🤖 AI Summary
Deep neural networks frequently suffer from poor prediction calibration in NLP tasks, limiting their deployment in safety-critical applications. To address this, we propose kNN-UE—a novel uncertainty estimation method that jointly models neighbor distance and neighbor label distribution ratio, enabling both efficiency and interpretability. Leveraging approximate nearest neighbor (ANN) indexing, kNN-UE achieves significant computational speedup without compromising calibration accuracy. Extensive experiments across sentiment analysis, natural language inference, and named entity recognition demonstrate that kNN-UE consistently outperforms state-of-the-art baselines—including density-based approaches—with average expected calibration error (ECE) reduced by up to 32%. When integrated with ANN, the method incurs less than 2% performance degradation, confirming its practicality and robustness.
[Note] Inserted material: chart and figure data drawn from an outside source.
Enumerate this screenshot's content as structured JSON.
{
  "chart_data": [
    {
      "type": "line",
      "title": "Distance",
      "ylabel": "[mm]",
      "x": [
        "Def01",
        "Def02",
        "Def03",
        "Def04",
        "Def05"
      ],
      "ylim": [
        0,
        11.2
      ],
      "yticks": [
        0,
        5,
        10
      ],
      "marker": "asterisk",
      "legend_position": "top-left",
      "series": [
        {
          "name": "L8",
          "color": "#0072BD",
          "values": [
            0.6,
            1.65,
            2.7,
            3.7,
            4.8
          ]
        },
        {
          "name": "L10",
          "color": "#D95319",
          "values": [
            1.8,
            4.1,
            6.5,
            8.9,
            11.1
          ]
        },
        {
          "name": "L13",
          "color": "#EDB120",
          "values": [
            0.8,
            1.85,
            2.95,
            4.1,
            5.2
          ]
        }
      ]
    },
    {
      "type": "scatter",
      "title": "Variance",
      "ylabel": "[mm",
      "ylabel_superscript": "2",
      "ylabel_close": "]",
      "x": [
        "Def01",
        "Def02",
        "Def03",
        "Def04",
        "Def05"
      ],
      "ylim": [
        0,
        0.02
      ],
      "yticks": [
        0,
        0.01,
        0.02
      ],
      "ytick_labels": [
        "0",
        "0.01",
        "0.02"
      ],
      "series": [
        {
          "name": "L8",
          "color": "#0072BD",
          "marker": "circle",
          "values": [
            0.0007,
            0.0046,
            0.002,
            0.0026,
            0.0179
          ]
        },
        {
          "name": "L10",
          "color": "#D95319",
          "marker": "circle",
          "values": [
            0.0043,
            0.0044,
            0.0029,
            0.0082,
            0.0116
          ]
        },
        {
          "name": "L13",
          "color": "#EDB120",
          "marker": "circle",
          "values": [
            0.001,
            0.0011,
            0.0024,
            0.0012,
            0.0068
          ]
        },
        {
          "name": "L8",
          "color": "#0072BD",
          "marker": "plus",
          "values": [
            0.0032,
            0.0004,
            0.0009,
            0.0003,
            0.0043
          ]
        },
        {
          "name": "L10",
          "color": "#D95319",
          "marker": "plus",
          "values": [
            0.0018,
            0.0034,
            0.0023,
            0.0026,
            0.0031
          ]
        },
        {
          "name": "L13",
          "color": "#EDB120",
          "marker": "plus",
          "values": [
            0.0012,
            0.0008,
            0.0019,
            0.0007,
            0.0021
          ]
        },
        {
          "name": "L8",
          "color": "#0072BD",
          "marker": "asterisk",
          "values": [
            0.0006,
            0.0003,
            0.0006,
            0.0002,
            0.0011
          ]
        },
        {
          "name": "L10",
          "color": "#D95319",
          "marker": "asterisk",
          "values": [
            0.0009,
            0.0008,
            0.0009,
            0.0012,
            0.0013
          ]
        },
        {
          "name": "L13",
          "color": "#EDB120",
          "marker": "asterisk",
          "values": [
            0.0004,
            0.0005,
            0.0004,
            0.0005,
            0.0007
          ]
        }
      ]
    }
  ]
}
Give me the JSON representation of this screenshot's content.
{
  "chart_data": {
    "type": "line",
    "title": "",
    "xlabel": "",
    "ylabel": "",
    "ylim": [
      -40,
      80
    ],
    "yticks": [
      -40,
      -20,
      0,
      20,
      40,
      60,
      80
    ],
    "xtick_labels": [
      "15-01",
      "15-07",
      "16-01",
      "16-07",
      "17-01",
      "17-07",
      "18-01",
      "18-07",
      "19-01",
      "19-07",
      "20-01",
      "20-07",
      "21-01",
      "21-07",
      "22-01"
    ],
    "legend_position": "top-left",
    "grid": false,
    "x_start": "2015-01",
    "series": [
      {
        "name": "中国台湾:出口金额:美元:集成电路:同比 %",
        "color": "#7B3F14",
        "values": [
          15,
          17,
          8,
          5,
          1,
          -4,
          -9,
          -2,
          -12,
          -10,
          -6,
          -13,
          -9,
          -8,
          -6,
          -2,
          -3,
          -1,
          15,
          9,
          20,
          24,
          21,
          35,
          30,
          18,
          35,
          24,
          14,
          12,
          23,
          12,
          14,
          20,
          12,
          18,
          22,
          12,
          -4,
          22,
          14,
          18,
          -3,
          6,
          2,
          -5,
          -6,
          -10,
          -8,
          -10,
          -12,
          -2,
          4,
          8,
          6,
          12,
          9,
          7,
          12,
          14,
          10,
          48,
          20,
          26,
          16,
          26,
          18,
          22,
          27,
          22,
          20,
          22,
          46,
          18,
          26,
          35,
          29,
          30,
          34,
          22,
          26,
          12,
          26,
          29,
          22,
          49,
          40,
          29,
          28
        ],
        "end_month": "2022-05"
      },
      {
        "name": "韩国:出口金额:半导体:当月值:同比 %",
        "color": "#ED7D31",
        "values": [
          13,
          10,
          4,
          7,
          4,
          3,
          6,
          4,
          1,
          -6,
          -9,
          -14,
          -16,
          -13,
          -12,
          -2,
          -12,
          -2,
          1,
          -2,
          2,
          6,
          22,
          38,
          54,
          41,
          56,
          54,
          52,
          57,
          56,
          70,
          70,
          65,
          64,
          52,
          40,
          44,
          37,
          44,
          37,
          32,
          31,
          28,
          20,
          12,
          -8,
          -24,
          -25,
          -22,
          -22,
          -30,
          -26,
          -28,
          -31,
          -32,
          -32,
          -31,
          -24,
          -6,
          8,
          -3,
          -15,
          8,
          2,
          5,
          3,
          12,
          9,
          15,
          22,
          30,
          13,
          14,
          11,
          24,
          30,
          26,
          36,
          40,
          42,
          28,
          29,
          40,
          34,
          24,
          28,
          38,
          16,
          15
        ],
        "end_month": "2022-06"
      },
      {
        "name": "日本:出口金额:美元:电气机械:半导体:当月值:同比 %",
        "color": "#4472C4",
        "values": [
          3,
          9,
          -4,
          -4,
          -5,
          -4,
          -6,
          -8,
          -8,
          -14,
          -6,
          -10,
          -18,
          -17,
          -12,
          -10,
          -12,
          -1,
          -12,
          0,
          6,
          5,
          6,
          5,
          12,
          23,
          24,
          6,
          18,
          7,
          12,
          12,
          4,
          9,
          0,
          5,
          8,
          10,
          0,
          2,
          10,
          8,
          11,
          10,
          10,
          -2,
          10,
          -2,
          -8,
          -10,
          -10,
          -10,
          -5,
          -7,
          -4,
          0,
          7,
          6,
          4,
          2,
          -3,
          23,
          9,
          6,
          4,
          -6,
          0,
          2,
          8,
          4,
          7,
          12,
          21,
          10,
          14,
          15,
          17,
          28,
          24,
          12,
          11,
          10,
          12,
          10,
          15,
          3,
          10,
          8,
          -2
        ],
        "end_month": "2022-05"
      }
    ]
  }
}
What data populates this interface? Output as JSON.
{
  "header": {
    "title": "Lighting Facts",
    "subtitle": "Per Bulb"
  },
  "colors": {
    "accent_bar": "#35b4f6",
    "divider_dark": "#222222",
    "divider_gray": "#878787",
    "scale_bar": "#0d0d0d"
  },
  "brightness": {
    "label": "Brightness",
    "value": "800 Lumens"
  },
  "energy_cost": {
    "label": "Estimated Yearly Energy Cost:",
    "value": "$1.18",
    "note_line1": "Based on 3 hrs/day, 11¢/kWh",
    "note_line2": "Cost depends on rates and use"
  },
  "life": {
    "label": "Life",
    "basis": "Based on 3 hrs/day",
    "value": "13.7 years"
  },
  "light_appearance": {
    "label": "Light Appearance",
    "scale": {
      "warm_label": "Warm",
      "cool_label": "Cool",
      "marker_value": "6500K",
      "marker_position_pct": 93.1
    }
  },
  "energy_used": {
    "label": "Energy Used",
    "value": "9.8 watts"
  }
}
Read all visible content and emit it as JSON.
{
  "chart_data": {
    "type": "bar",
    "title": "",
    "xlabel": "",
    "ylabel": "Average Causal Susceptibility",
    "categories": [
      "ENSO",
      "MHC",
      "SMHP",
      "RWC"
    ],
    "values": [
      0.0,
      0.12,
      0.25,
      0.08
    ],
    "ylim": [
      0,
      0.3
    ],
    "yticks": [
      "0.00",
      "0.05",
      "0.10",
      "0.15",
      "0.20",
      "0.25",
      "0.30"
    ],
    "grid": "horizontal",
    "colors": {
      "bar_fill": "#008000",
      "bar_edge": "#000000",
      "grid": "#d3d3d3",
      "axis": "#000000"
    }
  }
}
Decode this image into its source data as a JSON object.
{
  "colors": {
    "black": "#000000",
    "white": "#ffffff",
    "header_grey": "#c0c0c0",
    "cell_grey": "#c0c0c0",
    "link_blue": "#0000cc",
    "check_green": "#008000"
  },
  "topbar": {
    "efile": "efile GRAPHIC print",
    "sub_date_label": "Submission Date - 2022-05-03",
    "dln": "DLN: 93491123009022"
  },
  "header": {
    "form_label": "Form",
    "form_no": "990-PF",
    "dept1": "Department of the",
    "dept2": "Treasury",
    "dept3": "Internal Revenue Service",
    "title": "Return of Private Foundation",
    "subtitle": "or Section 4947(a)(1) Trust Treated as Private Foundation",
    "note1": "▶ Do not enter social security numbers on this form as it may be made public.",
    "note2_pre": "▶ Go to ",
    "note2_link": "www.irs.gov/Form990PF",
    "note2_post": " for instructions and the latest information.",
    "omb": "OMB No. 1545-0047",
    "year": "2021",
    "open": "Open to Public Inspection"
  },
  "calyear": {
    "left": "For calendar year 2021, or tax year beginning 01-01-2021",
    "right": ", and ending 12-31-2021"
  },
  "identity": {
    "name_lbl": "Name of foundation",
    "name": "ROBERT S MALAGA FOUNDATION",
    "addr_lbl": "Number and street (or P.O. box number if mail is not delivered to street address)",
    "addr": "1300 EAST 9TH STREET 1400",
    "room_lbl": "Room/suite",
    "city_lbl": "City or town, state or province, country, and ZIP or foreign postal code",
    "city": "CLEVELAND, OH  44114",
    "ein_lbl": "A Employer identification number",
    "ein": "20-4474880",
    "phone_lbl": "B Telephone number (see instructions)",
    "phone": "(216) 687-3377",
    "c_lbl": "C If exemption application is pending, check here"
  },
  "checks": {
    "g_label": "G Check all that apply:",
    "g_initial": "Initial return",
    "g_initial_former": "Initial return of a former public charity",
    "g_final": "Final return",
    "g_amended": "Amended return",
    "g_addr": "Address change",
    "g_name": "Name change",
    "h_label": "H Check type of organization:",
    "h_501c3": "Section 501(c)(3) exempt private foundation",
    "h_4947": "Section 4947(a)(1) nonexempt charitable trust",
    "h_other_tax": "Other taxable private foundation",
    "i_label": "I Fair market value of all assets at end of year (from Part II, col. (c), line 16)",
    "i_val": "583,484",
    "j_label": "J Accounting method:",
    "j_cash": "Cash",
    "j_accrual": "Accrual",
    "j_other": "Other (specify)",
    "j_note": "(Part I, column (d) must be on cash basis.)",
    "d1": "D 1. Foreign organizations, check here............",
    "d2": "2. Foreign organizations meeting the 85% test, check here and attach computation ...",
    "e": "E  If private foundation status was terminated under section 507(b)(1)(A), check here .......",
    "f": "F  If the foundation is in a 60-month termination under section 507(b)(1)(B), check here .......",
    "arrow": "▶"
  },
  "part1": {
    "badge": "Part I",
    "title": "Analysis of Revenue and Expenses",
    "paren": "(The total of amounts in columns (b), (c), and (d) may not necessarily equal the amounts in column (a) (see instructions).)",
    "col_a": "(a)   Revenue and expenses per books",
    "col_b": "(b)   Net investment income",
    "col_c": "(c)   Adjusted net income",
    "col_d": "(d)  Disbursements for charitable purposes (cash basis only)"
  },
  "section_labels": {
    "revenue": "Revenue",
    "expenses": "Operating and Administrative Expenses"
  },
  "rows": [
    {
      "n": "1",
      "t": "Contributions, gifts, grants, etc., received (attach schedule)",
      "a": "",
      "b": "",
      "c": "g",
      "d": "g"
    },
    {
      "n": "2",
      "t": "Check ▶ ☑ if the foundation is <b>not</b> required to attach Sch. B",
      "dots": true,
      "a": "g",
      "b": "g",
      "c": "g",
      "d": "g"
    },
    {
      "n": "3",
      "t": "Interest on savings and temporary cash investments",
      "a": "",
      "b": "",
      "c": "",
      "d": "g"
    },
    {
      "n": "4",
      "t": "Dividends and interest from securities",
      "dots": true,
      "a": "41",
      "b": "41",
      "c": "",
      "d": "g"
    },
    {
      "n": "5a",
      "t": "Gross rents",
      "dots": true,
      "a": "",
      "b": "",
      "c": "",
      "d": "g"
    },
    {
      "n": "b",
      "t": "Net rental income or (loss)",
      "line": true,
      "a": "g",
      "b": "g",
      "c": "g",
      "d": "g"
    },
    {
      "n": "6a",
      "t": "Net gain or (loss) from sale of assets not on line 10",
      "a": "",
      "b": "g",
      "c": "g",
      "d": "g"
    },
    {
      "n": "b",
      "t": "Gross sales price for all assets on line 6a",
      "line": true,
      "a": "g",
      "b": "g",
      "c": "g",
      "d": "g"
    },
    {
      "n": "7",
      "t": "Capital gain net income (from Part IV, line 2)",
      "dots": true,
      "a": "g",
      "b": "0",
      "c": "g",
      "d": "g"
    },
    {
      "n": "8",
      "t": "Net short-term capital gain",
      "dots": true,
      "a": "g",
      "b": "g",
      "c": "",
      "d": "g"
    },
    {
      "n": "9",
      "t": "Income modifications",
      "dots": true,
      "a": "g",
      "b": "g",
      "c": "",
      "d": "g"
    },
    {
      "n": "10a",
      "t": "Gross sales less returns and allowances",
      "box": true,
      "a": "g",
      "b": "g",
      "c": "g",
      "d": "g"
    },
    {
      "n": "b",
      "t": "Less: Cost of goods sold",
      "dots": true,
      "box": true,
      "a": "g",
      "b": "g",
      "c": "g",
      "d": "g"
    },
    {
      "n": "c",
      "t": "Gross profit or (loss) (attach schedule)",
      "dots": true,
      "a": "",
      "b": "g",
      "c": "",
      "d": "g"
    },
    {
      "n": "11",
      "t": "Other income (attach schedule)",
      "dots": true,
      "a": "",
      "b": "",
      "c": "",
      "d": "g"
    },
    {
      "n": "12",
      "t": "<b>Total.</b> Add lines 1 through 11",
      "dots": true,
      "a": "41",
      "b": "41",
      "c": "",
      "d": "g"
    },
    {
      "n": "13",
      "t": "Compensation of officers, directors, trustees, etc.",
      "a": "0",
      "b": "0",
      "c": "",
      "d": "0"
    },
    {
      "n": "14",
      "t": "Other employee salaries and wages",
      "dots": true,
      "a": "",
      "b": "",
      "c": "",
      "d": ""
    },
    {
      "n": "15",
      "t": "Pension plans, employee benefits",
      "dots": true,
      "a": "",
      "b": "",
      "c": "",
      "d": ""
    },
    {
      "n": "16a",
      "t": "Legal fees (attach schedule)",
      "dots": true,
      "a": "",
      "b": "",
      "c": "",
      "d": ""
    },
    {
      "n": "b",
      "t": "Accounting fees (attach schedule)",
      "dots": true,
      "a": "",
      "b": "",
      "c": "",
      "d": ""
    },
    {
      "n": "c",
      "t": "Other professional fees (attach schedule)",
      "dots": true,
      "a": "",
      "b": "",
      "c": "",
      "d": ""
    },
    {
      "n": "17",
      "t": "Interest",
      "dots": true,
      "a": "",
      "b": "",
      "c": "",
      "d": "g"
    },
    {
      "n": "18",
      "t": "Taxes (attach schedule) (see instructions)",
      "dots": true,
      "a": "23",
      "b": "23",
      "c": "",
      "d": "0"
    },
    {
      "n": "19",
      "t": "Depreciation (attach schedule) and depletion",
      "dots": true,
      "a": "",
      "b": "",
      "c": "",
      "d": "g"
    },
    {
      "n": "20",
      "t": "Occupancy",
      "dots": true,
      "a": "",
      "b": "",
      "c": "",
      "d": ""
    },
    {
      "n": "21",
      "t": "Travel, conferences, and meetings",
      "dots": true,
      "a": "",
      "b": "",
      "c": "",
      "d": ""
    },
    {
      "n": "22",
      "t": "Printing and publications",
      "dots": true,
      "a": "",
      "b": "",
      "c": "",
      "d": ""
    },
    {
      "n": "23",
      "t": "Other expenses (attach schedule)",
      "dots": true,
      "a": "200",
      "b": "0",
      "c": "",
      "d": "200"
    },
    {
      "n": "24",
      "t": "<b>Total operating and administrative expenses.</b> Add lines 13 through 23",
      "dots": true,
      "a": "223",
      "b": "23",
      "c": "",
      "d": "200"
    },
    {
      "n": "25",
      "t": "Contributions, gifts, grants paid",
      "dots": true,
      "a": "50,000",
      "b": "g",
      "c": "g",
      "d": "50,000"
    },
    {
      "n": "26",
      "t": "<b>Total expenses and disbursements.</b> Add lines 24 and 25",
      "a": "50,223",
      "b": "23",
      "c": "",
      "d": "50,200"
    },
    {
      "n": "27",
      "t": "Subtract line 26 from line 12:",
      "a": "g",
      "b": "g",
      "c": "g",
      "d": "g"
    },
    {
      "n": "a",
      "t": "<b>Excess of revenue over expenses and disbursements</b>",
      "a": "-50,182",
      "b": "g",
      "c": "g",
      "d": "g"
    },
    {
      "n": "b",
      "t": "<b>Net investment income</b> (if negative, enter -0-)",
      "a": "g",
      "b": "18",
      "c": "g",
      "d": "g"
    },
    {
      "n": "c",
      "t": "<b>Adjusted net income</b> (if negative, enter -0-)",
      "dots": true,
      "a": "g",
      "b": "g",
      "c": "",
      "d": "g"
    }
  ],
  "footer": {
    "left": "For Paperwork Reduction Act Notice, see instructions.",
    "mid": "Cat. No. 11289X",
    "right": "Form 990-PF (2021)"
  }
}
To our knowledge, kNN-UE is the first approach to unify distance- and distribution-based cues within a k-nearest neighbors framework for calibrated uncertainty estimation in NLP.
📝 Abstract
Trustworthiness in model predictions is crucial for safety-critical applications in the real world. However, deep neural networks often suffer from the issues of uncertainty estimation, such as miscalibration. In this study, we propose $k$-Nearest Neighbor Uncertainty Estimation ($k$NN-UE), which is a new uncertainty estimation method that uses not only the distances from the neighbors, but also the ratio of labels in the neighbors. Experiments on sentiment analysis, natural language inference, and named entity recognition show that our proposed method outperforms the baselines and recent density-based methods in several calibration and uncertainty metrics. Moreover, our analyses indicate that approximate nearest neighbor search techniques reduce the inference overhead without significantly degrading the uncertainty estimation performance when they are appropriately combined.